Institute of Mathematics, University of Augsburg, 86135 Augsburg, Germany.
Proc Math Phys Eng Sci. 2020 Oct;476(2242):20200360. doi: 10.1098/rspa.2020.0360. Epub 2020 Oct 28.
A solution to the problem of water-wave scattering by a semi-infinite submerged thin elastic plate, which is either porous or non-porous, is presented using the Wiener-Hopf technique. The derivation of the Wiener-Hopf equation is rather different from that which is used traditionally in water-waves problems, and it leads to the required equations directly.

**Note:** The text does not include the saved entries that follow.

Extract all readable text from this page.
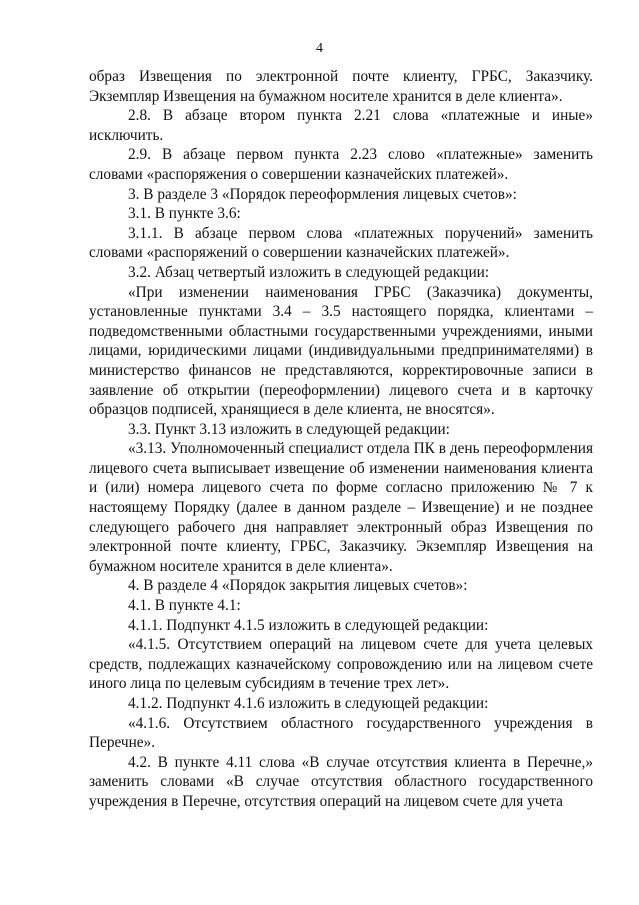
4

образ Извещения по электронной почте клиенту, ГРБС, Заказчику. Экземпляр Извещения на бумажном носителе хранится в деле клиента».

2.8. В абзаце втором пункта 2.21 слова «платежные и иные» исключить.

2.9. В абзаце первом пункта 2.23 слово «платежные» заменить словами «распоряжения о совершении казначейских платежей».

3. В разделе 3 «Порядок переоформления лицевых счетов»:

3.1. В пункте 3.6:

3.1.1. В абзаце первом слова «платежных поручений» заменить словами «распоряжений о совершении казначейских платежей».

3.2. Абзац четвертый изложить в следующей редакции:

«При изменении наименования ГРБС (Заказчика) документы, установленные пунктами 3.4 – 3.5 настоящего порядка, клиентами – подведомственными областными государственными учреждениями, иными лицами, юридическими лицами (индивидуальными предпринимателями) в министерство финансов не представляются, корректировочные записи в заявление об открытии (переоформлении) лицевого счета и в карточку образцов подписей, хранящиеся в деле клиента, не вносятся».

3.3. Пункт 3.13 изложить в следующей редакции:

«3.13. Уполномоченный специалист отдела ПК в день переоформления лицевого счета выписывает извещение об изменении наименования клиента и (или) номера лицевого счета по форме согласно приложению № 7 к настоящему Порядку (далее в данном разделе – Извещение) и не позднее следующего рабочего дня направляет электронный образ Извещения по электронной почте клиенту, ГРБС, Заказчику. Экземпляр Извещения на бумажном носителе хранится в деле клиента».

4. В разделе 4 «Порядок закрытия лицевых счетов»:

4.1. В пункте 4.1:

4.1.1. Подпункт 4.1.5 изложить в следующей редакции:

«4.1.5. Отсутствием операций на лицевом счете для учета целевых средств, подлежащих казначейскому сопровождению или на лицевом счете иного лица по целевым субсидиям в течение трех лет».

4.1.2. Подпункт 4.1.6 изложить в следующей редакции:

«4.1.6. Отсутствием областного государственного учреждения в Перечне».

4.2. В пункте 4.11 слова «В случае отсутствия клиента в Перечне,» заменить словами «В случае отсутствия областного государственного учреждения в Перечне, отсутствия операций на лицевом счете для учета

It is also shown how the solution can be computed straightforwardly using Cauchy-type integrals, which avoids the need to find the roots of the highly non-trivial dispersion equations. We illustrate the method with some numerical computations, focusing on the evolution of an incident wave pulse which illustrates the existence of two transmitted waves in the submerged plate system. The effect of the porosity is studied, and it is shown to influence the shorter-wavelength pulse much more strongly than the longer-wavelength pulse.
利用维纳-霍普夫技术,给出了由半无限大浸没薄弹性板(多孔或无孔)引起的水波散射问题的一个解。维纳-霍普夫方程的推导与传统水波问题中使用的推导有很大不同,它直接导出了所需的方程。还展示了如何使用柯西型积分直接计算该解,这避免了求解高度复杂的色散方程的根的需要。我们通过一些数值计算来说明该方法,重点关注入射波脉冲的演化,这说明了浸没板系统中存在两个透射波。研究了孔隙率的影响,结果表明它对短波长脉冲的影响比对长波长脉冲的影响要强得多。